A cradle of Presbyterianism in Ireland
One of the most enduring legacies in the story of the relationship between Scotland and Donegal is the continuing existence of a network of Presbyterian congregations. East Donegal was one of the areas in Ulster where Presbyterianism gained an early foothold. Monreagh is the oldest of around 30 congregations of the various Presbyterian denominations in County Donegal.
The Covenant in Donegal
An important episode in the emergence of a distinct Presbyterian denomination in Ireland was the signing of the Solemn League and Covenant – a resolute defence of Presbyterianism – in 1644.
The Covenant was signed with great enthusiasm at six locations in the county – Ballyshannon, Letterkenny, Ramelton, Raphoe, Ray (Raymoghy) and Taughboyne.
The first congregations
The earliest congregations to be formed in Donegal included Ballindrait, Burt, Convoy, Donoughmore, Letterkenny, Monreagh, Ramelton and Ray, all of which were established before the end of the seventeenth century.
The original ministers in these congregations were all Scottish-born.

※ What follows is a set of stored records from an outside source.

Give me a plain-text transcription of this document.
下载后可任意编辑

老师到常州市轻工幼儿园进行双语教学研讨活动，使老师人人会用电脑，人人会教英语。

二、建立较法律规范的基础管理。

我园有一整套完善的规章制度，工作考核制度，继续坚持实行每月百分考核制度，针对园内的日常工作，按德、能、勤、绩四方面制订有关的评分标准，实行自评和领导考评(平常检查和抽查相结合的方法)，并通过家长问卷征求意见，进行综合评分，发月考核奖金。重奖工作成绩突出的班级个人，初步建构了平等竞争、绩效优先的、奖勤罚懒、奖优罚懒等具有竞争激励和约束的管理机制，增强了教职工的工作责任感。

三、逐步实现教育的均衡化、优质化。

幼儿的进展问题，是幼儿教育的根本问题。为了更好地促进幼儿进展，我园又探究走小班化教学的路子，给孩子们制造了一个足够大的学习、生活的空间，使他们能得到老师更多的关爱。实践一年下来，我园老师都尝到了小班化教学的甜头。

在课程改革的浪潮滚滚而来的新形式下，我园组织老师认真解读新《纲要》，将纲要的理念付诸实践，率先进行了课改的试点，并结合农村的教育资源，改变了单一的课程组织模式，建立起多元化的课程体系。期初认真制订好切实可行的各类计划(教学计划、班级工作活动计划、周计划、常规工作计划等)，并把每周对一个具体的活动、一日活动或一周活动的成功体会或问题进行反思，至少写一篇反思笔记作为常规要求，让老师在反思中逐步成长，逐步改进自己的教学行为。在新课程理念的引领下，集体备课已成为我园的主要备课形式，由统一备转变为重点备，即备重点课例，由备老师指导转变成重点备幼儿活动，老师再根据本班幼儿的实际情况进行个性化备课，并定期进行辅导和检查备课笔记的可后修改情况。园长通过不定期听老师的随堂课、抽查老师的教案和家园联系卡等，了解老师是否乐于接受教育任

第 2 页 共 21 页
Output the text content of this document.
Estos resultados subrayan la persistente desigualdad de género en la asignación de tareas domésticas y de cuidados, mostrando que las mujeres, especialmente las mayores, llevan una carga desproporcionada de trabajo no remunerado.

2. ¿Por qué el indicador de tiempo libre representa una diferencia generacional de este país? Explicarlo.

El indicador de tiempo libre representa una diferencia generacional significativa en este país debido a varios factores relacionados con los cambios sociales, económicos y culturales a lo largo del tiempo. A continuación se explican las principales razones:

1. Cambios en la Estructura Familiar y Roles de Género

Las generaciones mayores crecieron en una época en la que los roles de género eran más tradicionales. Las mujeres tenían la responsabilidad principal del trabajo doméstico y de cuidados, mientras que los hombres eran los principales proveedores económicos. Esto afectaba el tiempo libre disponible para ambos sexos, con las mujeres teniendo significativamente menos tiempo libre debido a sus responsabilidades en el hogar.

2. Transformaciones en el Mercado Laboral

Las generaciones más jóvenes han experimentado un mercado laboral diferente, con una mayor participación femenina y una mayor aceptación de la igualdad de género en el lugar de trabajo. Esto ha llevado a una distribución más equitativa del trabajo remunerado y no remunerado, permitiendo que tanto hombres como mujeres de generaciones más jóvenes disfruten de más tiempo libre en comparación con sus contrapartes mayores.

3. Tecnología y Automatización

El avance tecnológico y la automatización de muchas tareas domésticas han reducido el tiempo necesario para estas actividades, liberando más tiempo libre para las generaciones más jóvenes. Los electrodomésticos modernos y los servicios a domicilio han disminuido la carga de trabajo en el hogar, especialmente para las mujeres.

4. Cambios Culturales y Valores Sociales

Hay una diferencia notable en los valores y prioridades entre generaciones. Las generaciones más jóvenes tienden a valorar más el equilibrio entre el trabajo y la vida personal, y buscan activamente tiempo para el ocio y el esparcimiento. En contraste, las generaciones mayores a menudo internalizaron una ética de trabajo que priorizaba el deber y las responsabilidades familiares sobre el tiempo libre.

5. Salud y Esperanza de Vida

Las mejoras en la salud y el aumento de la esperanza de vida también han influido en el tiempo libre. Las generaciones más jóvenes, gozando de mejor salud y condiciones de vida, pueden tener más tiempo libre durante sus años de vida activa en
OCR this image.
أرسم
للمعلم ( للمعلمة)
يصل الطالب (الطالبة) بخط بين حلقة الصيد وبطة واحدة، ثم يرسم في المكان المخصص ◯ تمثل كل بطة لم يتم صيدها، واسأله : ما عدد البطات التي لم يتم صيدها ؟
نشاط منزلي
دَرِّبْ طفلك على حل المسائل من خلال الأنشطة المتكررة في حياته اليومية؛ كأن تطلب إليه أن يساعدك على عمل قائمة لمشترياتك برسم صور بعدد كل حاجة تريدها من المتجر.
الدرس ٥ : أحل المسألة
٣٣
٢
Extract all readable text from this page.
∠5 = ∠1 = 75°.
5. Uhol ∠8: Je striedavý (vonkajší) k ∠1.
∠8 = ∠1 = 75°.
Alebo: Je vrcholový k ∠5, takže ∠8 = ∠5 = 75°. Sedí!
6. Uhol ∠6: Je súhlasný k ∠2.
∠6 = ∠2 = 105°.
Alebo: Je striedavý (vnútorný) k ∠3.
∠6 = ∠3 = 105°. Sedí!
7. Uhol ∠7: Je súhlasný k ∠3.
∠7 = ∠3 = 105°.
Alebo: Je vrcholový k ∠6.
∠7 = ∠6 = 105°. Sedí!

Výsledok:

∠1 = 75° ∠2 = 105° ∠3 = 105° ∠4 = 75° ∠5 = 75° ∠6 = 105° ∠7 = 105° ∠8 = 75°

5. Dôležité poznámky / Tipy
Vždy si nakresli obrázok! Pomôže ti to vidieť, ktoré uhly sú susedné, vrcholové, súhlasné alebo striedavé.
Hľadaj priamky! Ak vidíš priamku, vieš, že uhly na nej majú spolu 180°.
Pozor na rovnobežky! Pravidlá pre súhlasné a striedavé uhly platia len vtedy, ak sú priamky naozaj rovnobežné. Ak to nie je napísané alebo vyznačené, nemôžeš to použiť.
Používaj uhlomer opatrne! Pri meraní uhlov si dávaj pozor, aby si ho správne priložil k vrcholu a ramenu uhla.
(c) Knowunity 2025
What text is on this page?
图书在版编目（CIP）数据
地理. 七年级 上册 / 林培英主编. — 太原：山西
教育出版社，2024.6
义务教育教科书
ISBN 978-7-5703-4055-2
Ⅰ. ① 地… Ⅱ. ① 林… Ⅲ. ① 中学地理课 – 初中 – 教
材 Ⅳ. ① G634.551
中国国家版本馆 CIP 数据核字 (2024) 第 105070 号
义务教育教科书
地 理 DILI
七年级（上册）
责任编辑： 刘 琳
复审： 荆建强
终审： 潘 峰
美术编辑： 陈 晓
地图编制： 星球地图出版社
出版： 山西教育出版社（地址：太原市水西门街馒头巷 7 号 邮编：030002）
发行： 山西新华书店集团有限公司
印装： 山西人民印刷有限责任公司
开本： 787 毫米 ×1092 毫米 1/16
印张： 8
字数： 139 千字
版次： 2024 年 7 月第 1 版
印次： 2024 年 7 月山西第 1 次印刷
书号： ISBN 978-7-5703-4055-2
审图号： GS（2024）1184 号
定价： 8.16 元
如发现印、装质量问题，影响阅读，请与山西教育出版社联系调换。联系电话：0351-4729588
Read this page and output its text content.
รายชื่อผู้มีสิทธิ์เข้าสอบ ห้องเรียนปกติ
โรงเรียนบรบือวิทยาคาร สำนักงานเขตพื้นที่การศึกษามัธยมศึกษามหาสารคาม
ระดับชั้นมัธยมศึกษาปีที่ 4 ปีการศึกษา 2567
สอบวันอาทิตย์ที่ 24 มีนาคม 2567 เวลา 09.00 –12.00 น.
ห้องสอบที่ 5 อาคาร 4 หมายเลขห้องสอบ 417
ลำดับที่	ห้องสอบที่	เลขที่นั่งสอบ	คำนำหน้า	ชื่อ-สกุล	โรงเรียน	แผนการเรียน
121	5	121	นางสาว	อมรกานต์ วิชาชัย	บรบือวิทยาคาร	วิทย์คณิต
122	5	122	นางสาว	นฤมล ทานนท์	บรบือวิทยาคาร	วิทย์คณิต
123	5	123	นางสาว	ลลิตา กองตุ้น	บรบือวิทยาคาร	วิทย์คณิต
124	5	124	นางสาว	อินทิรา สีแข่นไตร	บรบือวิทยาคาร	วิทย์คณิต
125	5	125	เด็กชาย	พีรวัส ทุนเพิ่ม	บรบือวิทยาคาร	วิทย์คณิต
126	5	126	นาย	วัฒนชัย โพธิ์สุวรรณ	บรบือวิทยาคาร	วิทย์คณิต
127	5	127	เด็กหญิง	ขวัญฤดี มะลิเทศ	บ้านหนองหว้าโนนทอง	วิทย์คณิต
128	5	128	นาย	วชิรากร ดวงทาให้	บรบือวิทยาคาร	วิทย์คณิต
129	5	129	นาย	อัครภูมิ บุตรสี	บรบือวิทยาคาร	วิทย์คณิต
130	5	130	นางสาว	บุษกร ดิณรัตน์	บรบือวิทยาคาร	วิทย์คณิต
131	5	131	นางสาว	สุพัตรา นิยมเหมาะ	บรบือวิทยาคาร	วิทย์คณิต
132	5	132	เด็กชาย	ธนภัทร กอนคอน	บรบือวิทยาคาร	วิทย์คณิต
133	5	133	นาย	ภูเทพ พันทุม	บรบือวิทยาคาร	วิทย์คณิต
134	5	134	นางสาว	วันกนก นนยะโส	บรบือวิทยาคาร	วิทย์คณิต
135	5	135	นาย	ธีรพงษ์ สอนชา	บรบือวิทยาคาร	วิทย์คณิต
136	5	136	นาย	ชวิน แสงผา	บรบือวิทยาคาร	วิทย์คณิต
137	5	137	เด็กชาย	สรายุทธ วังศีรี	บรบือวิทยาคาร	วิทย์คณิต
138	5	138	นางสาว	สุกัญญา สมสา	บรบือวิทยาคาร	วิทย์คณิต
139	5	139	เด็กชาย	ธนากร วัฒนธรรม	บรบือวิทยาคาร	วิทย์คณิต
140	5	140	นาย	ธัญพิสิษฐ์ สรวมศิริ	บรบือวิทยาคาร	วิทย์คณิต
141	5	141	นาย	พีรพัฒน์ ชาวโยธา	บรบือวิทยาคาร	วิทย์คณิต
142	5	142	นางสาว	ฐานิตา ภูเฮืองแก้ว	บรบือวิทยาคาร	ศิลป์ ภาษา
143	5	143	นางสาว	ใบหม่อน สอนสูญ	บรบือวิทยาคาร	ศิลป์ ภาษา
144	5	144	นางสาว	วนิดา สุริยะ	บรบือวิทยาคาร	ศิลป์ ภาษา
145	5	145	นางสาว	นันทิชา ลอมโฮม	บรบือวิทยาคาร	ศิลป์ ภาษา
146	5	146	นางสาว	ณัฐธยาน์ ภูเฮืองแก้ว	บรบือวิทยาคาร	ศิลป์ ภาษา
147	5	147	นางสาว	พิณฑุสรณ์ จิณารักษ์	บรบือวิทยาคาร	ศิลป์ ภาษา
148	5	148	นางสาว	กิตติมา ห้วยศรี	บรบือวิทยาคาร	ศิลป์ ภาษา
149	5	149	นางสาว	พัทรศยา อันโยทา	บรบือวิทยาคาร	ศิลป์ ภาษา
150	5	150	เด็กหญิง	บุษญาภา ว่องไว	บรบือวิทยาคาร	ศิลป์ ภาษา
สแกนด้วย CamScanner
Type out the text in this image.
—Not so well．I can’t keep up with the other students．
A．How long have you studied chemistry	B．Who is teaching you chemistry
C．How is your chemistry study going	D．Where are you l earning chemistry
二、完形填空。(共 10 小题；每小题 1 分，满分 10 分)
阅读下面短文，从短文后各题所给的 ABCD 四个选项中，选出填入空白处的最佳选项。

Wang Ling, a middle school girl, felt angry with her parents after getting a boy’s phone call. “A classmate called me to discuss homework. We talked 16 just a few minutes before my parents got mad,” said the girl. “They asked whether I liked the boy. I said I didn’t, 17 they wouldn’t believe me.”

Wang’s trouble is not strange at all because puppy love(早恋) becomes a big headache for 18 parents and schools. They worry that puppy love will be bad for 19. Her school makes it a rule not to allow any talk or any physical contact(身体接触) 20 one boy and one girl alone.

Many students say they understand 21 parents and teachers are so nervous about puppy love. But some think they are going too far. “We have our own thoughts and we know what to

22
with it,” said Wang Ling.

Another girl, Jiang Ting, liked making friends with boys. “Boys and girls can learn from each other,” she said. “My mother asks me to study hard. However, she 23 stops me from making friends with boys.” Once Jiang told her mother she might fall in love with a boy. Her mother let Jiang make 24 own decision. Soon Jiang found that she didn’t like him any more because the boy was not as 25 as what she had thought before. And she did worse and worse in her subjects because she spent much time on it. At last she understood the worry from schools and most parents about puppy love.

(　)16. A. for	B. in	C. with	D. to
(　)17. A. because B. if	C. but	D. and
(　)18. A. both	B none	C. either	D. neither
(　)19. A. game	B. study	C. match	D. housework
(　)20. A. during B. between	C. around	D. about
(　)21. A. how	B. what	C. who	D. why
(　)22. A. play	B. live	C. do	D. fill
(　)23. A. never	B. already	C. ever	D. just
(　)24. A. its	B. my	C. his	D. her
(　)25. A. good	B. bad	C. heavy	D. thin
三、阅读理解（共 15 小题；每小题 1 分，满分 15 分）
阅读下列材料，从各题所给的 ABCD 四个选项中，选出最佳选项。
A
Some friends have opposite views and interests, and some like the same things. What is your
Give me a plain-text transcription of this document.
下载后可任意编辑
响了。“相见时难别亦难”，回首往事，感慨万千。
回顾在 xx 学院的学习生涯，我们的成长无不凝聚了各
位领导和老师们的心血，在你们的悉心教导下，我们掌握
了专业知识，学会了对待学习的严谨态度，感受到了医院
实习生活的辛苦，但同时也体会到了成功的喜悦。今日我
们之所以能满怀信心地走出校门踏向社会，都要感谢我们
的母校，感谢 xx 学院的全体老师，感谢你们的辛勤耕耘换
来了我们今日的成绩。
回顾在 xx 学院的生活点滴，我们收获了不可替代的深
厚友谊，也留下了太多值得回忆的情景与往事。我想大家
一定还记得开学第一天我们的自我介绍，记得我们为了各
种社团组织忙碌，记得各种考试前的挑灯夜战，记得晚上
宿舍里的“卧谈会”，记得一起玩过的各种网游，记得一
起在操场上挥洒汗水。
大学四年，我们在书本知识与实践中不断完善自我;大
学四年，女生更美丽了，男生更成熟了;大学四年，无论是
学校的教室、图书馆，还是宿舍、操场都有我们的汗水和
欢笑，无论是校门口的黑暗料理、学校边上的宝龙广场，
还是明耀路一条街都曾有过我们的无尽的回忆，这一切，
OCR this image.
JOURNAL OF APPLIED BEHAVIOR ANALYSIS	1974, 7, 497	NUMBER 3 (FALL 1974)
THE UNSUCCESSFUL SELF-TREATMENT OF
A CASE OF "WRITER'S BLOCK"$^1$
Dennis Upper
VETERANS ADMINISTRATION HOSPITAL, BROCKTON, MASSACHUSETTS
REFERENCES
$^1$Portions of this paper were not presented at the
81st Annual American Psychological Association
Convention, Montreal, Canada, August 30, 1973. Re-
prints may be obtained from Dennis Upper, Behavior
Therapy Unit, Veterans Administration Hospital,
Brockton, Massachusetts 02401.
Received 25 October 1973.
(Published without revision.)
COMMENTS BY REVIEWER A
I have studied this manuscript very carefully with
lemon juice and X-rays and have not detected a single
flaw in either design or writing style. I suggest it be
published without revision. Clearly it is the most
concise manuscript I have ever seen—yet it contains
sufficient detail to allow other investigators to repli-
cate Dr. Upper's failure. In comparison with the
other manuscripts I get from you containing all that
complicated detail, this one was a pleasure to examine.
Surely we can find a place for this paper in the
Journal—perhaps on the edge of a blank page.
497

From c. 1670 Presbyterian meeting houses began to be built.
The Laggan Presbytery
Between 1657 and 1700 the Laggan Presbytery oversaw congregations in Donegal and adjoining portions of counties Londonderry and Tyrone.
At different times in the second half of the 1600s there was considerable state hostility towards the Presbyterian Church with ministers of the Laggan Presbytery arrested and imprisoned and meeting houses closed.
Seceders and Covenanters
In the 1700s a branch of Presbyterianism known as the Secession Church, the adherents of which were called Seceders, spread to Ulster. Congregations were formed at a number of places in Donegal.
In 1840 most Seceders joined with the main body of Presbyterians in Ireland. There are also communities of Reformed Presbyterians, or Covenanters, in Donegal and congregations can be found at several locations.